I am not sure that having a human being there makes much difference. I went for the first part of a CBT assessment today and, pleasant though the lady was, she was turned sideways from me most of the time, because she was tapping away at the computer keyboard. Much of that time she was ticking boxes on questionnaires, as I answered the questions that she fired at me. "How many times a day do you feel x,y,z?/ when did you last feel like killing yourself?/ rate x,y,z from 1 to 10 etc, etc/ do you consider you have ever been emotionally or sexually abused?" - then she was totting up scores on these various inventories to decide whether I warranted treatment.

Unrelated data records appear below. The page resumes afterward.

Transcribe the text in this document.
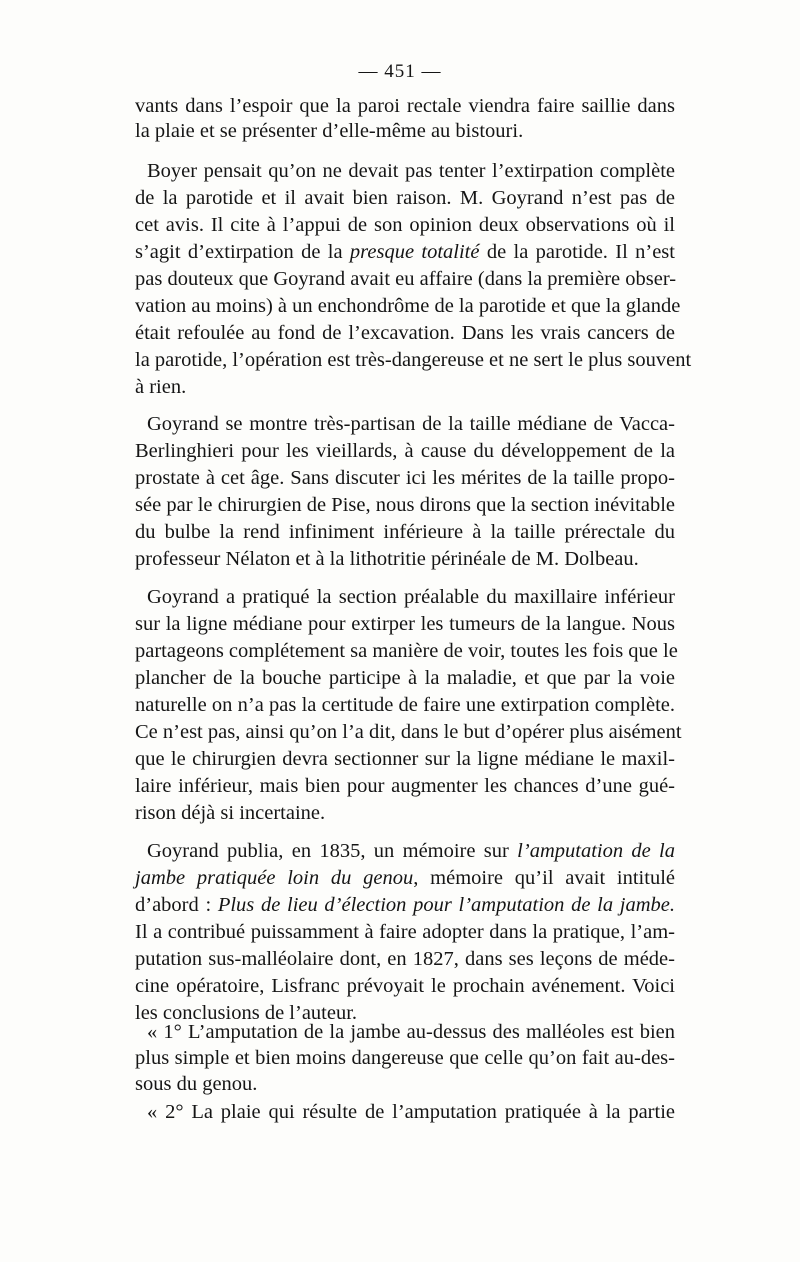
— 451 —
vants dans l’espoir que la paroi rectale viendra faire saillie dans
la plaie et se présenter d’elle-même au bistouri.
Boyer pensait qu’on ne devait pas tenter l’extirpation complète
de la parotide et il avait bien raison. M. Goyrand n’est pas de
cet avis. Il cite à l’appui de son opinion deux observations où il
s’agit d’extirpation de la presque totalité de la parotide. Il n’est
pas douteux que Goyrand avait eu affaire (dans la première obser-
vation au moins) à un enchondrôme de la parotide et que la glande
était refoulée au fond de l’excavation. Dans les vrais cancers de
la parotide, l’opération est très-dangereuse et ne sert le plus souvent
à rien.
Goyrand se montre très-partisan de la taille médiane de Vacca-
Berlinghieri pour les vieillards, à cause du développement de la
prostate à cet âge. Sans discuter ici les mérites de la taille propo-
sée par le chirurgien de Pise, nous dirons que la section inévitable
du bulbe la rend infiniment inférieure à la taille prérectale du
professeur Nélaton et à la lithotritie périnéale de M. Dolbeau.
Goyrand a pratiqué la section préalable du maxillaire inférieur
sur la ligne médiane pour extirper les tumeurs de la langue. Nous
partageons complétement sa manière de voir, toutes les fois que le
plancher de la bouche participe à la maladie, et que par la voie
naturelle on n’a pas la certitude de faire une extirpation complète.
Ce n’est pas, ainsi qu’on l’a dit, dans le but d’opérer plus aisément
que le chirurgien devra sectionner sur la ligne médiane le maxil-
laire inférieur, mais bien pour augmenter les chances d’une gué-
rison déjà si incertaine.
Goyrand publia, en 1835, un mémoire sur l’amputation de la
jambe pratiquée loin du genou, mémoire qu’il avait intitulé
d’abord : Plus de lieu d’élection pour l’amputation de la jambe.
Il a contribué puissamment à faire adopter dans la pratique, l’am-
putation sus-malléolaire dont, en 1827, dans ses leçons de méde-
cine opératoire, Lisfranc prévoyait le prochain avénement. Voici
les conclusions de l’auteur.
« 1° L’amputation de la jambe au-dessus des malléoles est bien
plus simple et bien moins dangereuse que celle qu’on fait au-des-
sous du genou.
« 2° La plaie qui résulte de l’amputation pratiquée à la partie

The questions were mechanistic and were in no way a response to what I was saying - not that I got the chance to say much except "Yes/No, every day, moderately etc." in response to the closed options that I was being given.
I told her I was on an antidepressant and she could not spell it - and said anyway she knew nothing about them!
Her designation on the bottom of her letter was "High Intensity Worker" - I almost expected to find she was an ant!
When I was on the other side of the desk (so to speak) during my career, I used to try and engage with the person by facing them, smiling, giving them encouragement etc. - I would ask if they minded if I jotted one or two things down. We would engage in normal human intercourse, with the conversation ebbing and flowing between us. I would then write it all up after they had left.
How things have changed. A robot or a computer could have done what she did.